Can you remember the last time you were frustrated because someone rejected your idea? Or the last time you thought you were doing a good thing for someone else and they failed to appreciate it? It happens to all of us--some more than others; at some times more than other times.
I was reminded this morning that my response to an interruption is more important than the task itself. What?! you may ask. How can a reaction be more important than the real thing? What does one's response have to do with anything? To answer the question, my response reveals my heart--and it is the heart that matters most.
Our society chose the "Leave it to Beaver," lifestyle as a reaction to two world wars in succession. In an effort to bring healing and normalcy to fighting men and families, a facade of peace was erected in homes and communities across the nation. There was an emphasis on morality and appearance (for more detail, see Radical Womanhood by Carolyn McCulley, p.114). With the church culture came a church appearance. Moral, unselfish behavior was expected. It was the norm. Unfortunately, even with a soft-glove-enforced religion, there was a mask of surrealism.
We have come to believe--especially in the church--that what you see is what you get. We don't want to admit our shortcomings to ourselves or others, so we do our best to keep them hidden--behind the hankie. We pull a rabbit out of our hat--a good work out of a bad situation, a kind word in response to a hurtful one--diverting the eye away from "hat", or heart.
But Jesus said, "...the things that come out of the mouth come from the heart, and these make a man 'unclean.' For out of the heart come evil thoughts, murder, adultery, sexual immorality, theft, false testimony, slander. " (Matthew 15:18-19).

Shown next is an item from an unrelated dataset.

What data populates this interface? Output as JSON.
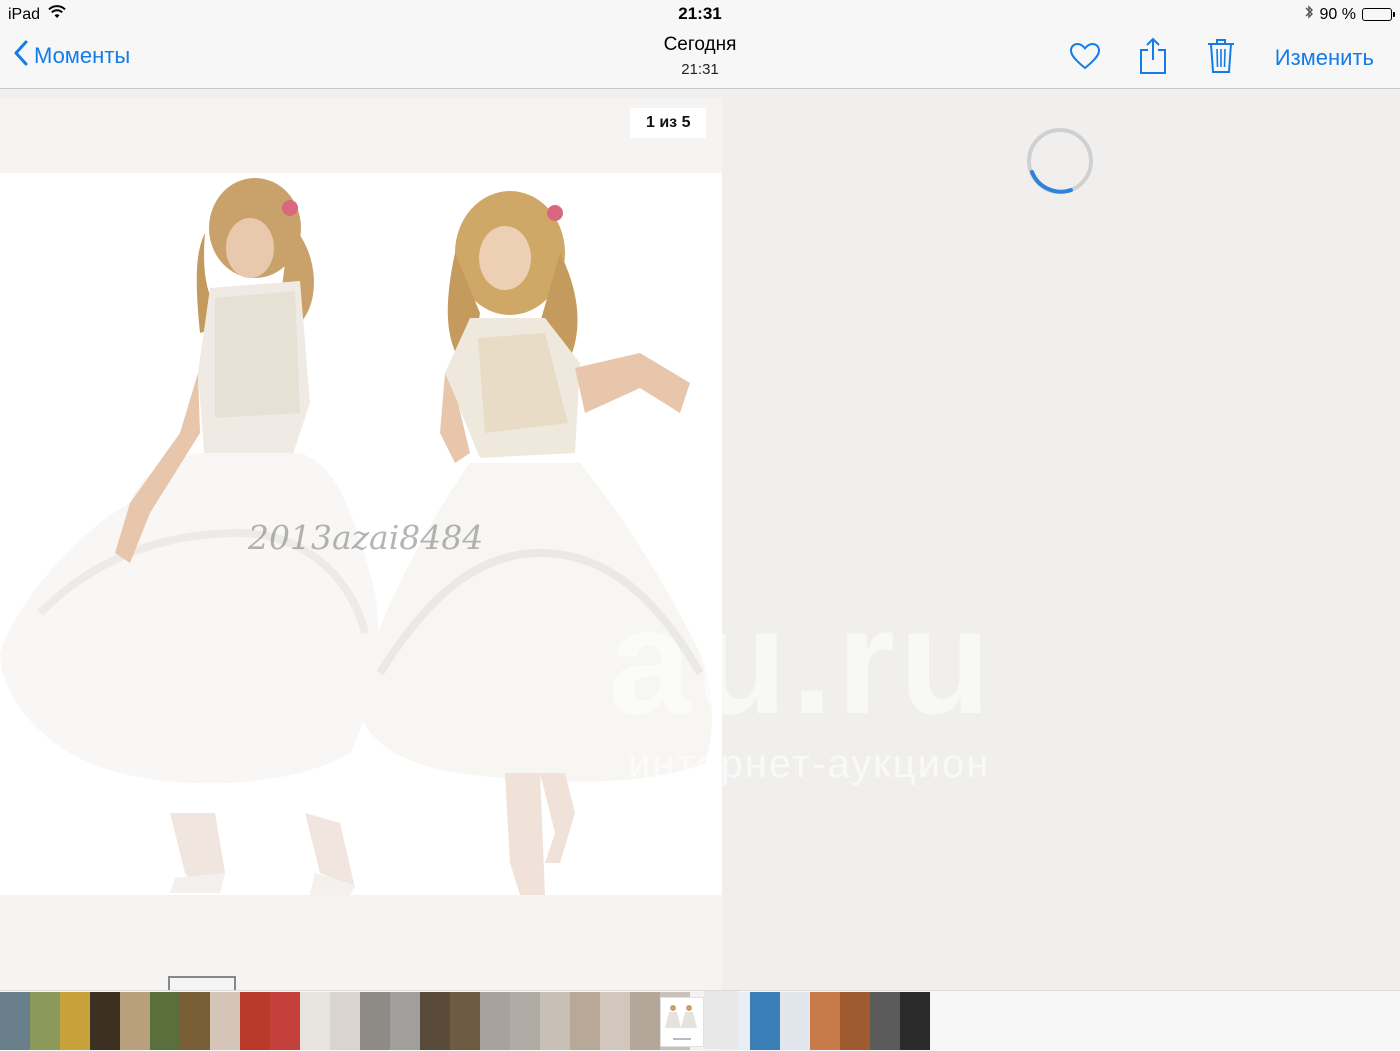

So when I interrupt our children who are watching a t.v. program or playing on the computer and their response is an outburst of anger, disputes, dissensions, or factions, I know that their hearts are being ruled by self, not God (Galatians 5:19-20). When I interrupt an activity and they can say, "Okay, Mom," without strife or argument, I know that God is at work in their hearts (Galatians 5:22-23).
The same is true of our service. When my actions or words are unappreciated, unaccepted, or interrupted, my response reveals my heart. If I respond with peace and acceptance, I was not working on my behalf, but the Lord's. The applause of man is secondary to obedience. If, however, my heart responds with ruffled feathers and annoyance, I know that I am more concerned for myself. My heart reveals the working (or absence) of God--regardless of what I "pull out of my hat."
Speaking of interruptions, I have some hungry children chirping for breakfast....
Challenge: As I walk through the day's activities, I want to be more aware of my response to interruptions. Is my reaction God-centered or self-centered?